When switch-mode power supply technology entered the mainstream, it was initially adopted in higher-power applications. Over time, as the technology got better and cheaper, switch-mode designs were able to migrate to lower power levels, supplanting linear power supplies in countless applications. Today, the more-efficient switchers are cost competitive with linears at even the lowest power levels.
Could a similar evolution come to pass with digital power control? But instead of a migration of new technology across different power levels, perhaps we'll see digital control techniques migrate across different levels of application complexity.
Over the past year or two, representatives of the power semiconductor and power supply industries have been debating the merits of digital control. The early discussions focused mostly on why digital control would be valuable in many power supply applications and how it could be implemented to varying degrees. Some have described four levels of digital control ranging from the use of a simple microcontroller to add simple functions like soft-start to a power converter (Level 1) to complete digital control of power conversion using a DSP (Level 4).
But in recent months, IC and module vendors have gone from advocating digital approaches to implementing them. One example is the ongoing effort to develop a digital communications protocol known as PMBus. Many semiconductor and power module suppliers have voiced their support for this effort. PMBus has even garnered support among competing groups like POLA and DOSA.
As I write, a special interest group is being formed to develop the PMBus specification. Open to all interested parties, the special interest group will allow participants to view the preliminary specification and comment on it.

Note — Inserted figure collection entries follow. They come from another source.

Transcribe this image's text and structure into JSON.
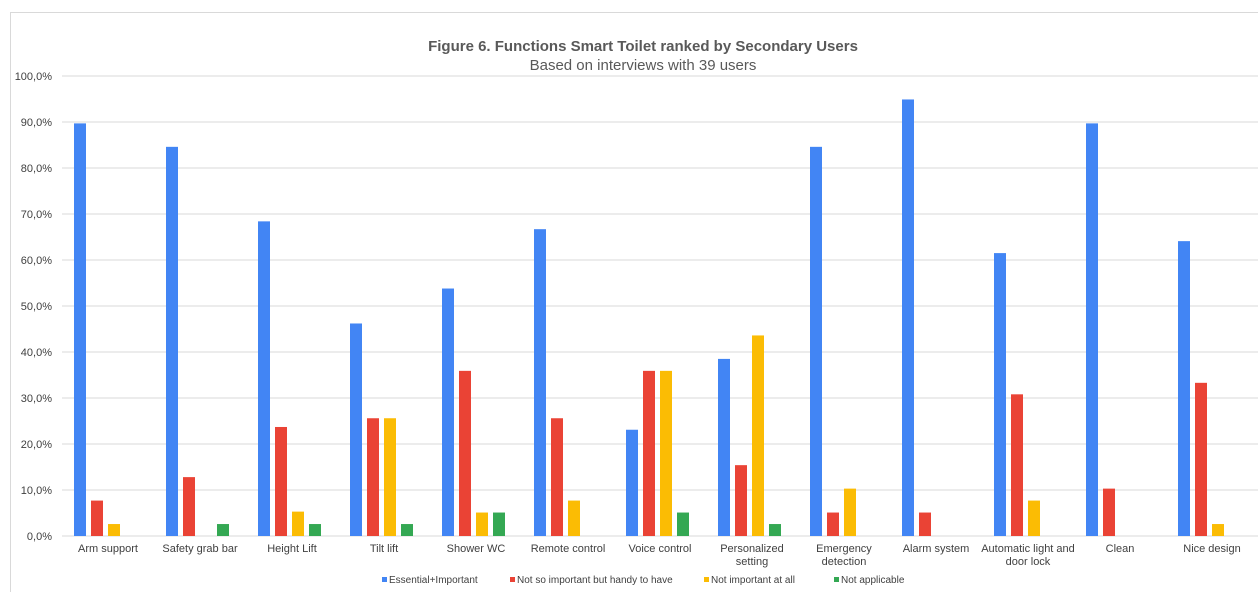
{
  "chart_data": {
    "type": "bar",
    "title": "Figure 6. Functions Smart Toilet ranked by Secondary Users",
    "subtitle": "Based on interviews with 39 users",
    "categories": [
      [
        "Arm support"
      ],
      [
        "Safety grab bar"
      ],
      [
        "Height Lift"
      ],
      [
        "Tilt lift"
      ],
      [
        "Shower WC"
      ],
      [
        "Remote control"
      ],
      [
        "Voice control"
      ],
      [
        "Personalized",
        "setting"
      ],
      [
        "Emergency",
        "detection"
      ],
      [
        "Alarm system"
      ],
      [
        "Automatic light and",
        "door lock"
      ],
      [
        "Clean"
      ],
      [
        "Nice design"
      ]
    ],
    "series": [
      {
        "name": "Essential+Important",
        "color": "#4285F4",
        "values": [
          89.7,
          84.6,
          68.4,
          46.2,
          53.8,
          66.7,
          23.1,
          38.5,
          84.6,
          94.9,
          61.5,
          89.7,
          64.1
        ]
      },
      {
        "name": "Not so important but handy to have",
        "color": "#EA4335",
        "values": [
          7.7,
          12.8,
          23.7,
          25.6,
          35.9,
          25.6,
          35.9,
          15.4,
          5.1,
          5.1,
          30.8,
          10.3,
          33.3
        ]
      },
      {
        "name": "Not important at all",
        "color": "#FBBC04",
        "values": [
          2.6,
          0,
          5.3,
          25.6,
          5.1,
          7.7,
          35.9,
          43.6,
          10.3,
          0,
          7.7,
          0,
          2.6
        ]
      },
      {
        "name": "Not applicable",
        "color": "#34A853",
        "values": [
          0,
          2.6,
          2.6,
          2.6,
          5.1,
          0,
          5.1,
          2.6,
          0,
          0,
          0,
          0,
          0
        ]
      }
    ],
    "ylim": [
      0,
      100
    ],
    "yticks": [
      "0,0%",
      "10,0%",
      "20,0%",
      "30,0%",
      "40,0%",
      "50,0%",
      "60,0%",
      "70,0%",
      "80,0%",
      "90,0%",
      "100,0%"
    ],
    "grid": true,
    "legend_position": "bottom",
    "axis_color": "#d9d9d9",
    "grid_color": "#d9d9d9"
  }
}
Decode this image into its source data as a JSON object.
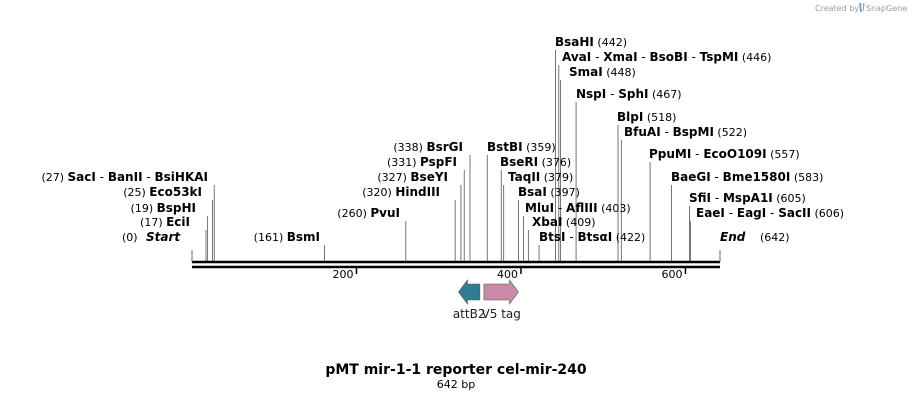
{
  "credit": {
    "prefix": "Created by",
    "brand": "SnapGene"
  },
  "map": {
    "title": "pMT mir-1-1 reporter cel-mir-240",
    "length_label": "642 bp",
    "length_bp": 642,
    "start_label": "Start",
    "start_pos": "(0)",
    "end_label": "End",
    "end_pos": "(642)"
  },
  "ticks": [
    {
      "bp": 200,
      "label": "200"
    },
    {
      "bp": 400,
      "label": "400"
    },
    {
      "bp": 600,
      "label": "600"
    }
  ],
  "sites": [
    {
      "bp": 161,
      "pos": "(161)",
      "names": [
        "BsmI"
      ]
    },
    {
      "bp": 17,
      "pos": "(17)",
      "names": [
        "EciI"
      ]
    },
    {
      "bp": 19,
      "pos": "(19)",
      "names": [
        "BspHI"
      ]
    },
    {
      "bp": 25,
      "pos": "(25)",
      "names": [
        "Eco53kI"
      ]
    },
    {
      "bp": 27,
      "pos": "(27)",
      "names": [
        "SacI",
        "BanII",
        "BsiHKAI"
      ]
    },
    {
      "bp": 260,
      "pos": "(260)",
      "names": [
        "PvuI"
      ]
    },
    {
      "bp": 320,
      "pos": "(320)",
      "names": [
        "HindIII"
      ]
    },
    {
      "bp": 327,
      "pos": "(327)",
      "names": [
        "BseYI"
      ]
    },
    {
      "bp": 331,
      "pos": "(331)",
      "names": [
        "PspFI"
      ]
    },
    {
      "bp": 338,
      "pos": "(338)",
      "names": [
        "BsrGI"
      ]
    },
    {
      "bp": 359,
      "pos": "(359)",
      "names": [
        "BstBI"
      ]
    },
    {
      "bp": 376,
      "pos": "(376)",
      "names": [
        "BseRI"
      ]
    },
    {
      "bp": 379,
      "pos": "(379)",
      "names": [
        "TaqII"
      ]
    },
    {
      "bp": 397,
      "pos": "(397)",
      "names": [
        "BsaI"
      ]
    },
    {
      "bp": 403,
      "pos": "(403)",
      "names": [
        "MluI",
        "AflIII"
      ]
    },
    {
      "bp": 409,
      "pos": "(409)",
      "names": [
        "XbaI"
      ]
    },
    {
      "bp": 422,
      "pos": "(422)",
      "names": [
        "BtsI",
        "BtsαI"
      ]
    },
    {
      "bp": 442,
      "pos": "(442)",
      "names": [
        "BsaHI"
      ]
    },
    {
      "bp": 446,
      "pos": "(446)",
      "names": [
        "AvaI",
        "XmaI",
        "BsoBI",
        "TspMI"
      ]
    },
    {
      "bp": 448,
      "pos": "(448)",
      "names": [
        "SmaI"
      ]
    },
    {
      "bp": 467,
      "pos": "(467)",
      "names": [
        "NspI",
        "SphI"
      ]
    },
    {
      "bp": 518,
      "pos": "(518)",
      "names": [
        "BlpI"
      ]
    },
    {
      "bp": 522,
      "pos": "(522)",
      "names": [
        "BfuAI",
        "BspMI"
      ]
    },
    {
      "bp": 557,
      "pos": "(557)",
      "names": [
        "PpuMI",
        "EcoO109I"
      ]
    },
    {
      "bp": 583,
      "pos": "(583)",
      "names": [
        "BaeGI",
        "Bme1580I"
      ]
    },
    {
      "bp": 605,
      "pos": "(605)",
      "names": [
        "SfiI",
        "MspA1I"
      ]
    },
    {
      "bp": 606,
      "pos": "(606)",
      "names": [
        "EaeI",
        "EagI",
        "SacII"
      ]
    }
  ],
  "features": [
    {
      "name": "attB2",
      "direction": "reverse",
      "color": "#2e7d93",
      "start_bp": 324,
      "end_bp": 350
    },
    {
      "name": "V5 tag",
      "direction": "forward",
      "color": "#c98aa9",
      "start_bp": 355,
      "end_bp": 397
    }
  ],
  "colors": {
    "backbone": "#000000",
    "site_line": "#555555"
  }
}
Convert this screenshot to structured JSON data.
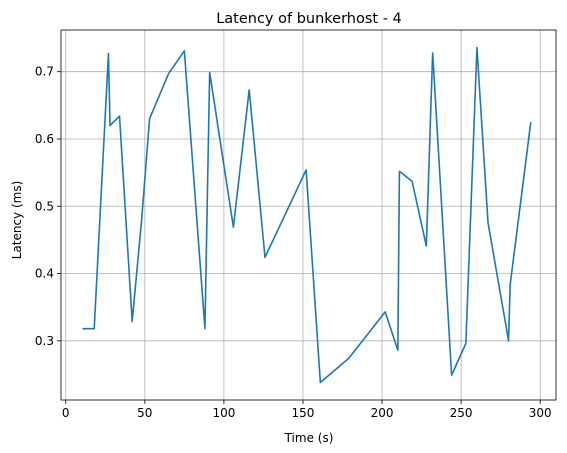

The group plans to unveil rev. 1.0 of the PMBus specification to the general public at the upcoming Applied Power Electronics Conference (APEC) in Austin.
The degree of interest in digital power control is also reflected in the rapid pace of product development now unfolding. In this issue, we describe a microcontroller from Microchip Technology that includes power-optimized peripherals. This chip is meant to support Level 3 digital control, which still uses an analog power control loop, but could employ digital techniques to manage operations such as current sharing in an adaptable multiphase converter.
Another recently introduced product is C&D Technologies' QBC bus converter, a Level 2 digital control implementation in which a microcontroller supplements the PWM to enable programmability of various fault-protection parameters. For instance, the microcontroller can adjust the converter's output overcurrent limit.
APEC attendees will hear many presentations on digital power control this year. But they'll also witness actual products like those from Texas Instruments, which plans to unveil a number of power conversion ICs with digital control. Others like Astec Power and Artesyn Technologies plan to introduce power modules with digital control later this year. The modules to be unveiled by Artesyn in mid-2005 will be nonisolated, point-of-load converters with fully digital (Level 4) control and a PMBus-compatible interface.
Digital control promises to significantly reduce the component count on the pc-board. One IC vendor described how its customer cut the parts count from 1700 to 1100 in a UPS design. Similarly dramatic reductions have been described for board-level power systems and isolated power converters.
However, the value of digital implementation still rests largely on the functional complexity of a power design. If all you need is a simple buck converter, it's tough to beat an analog controller for simplicity and lowest cost. But that's today's conventional wisdom. Digital control techniques could take root in applications with the most complex power management needs only to find their way into what we now view as the simplest of power supply applications. With the pervasiveness of digital design techniques in so many areas, it's impossible to predict where the future boundaries for digital power control might lie.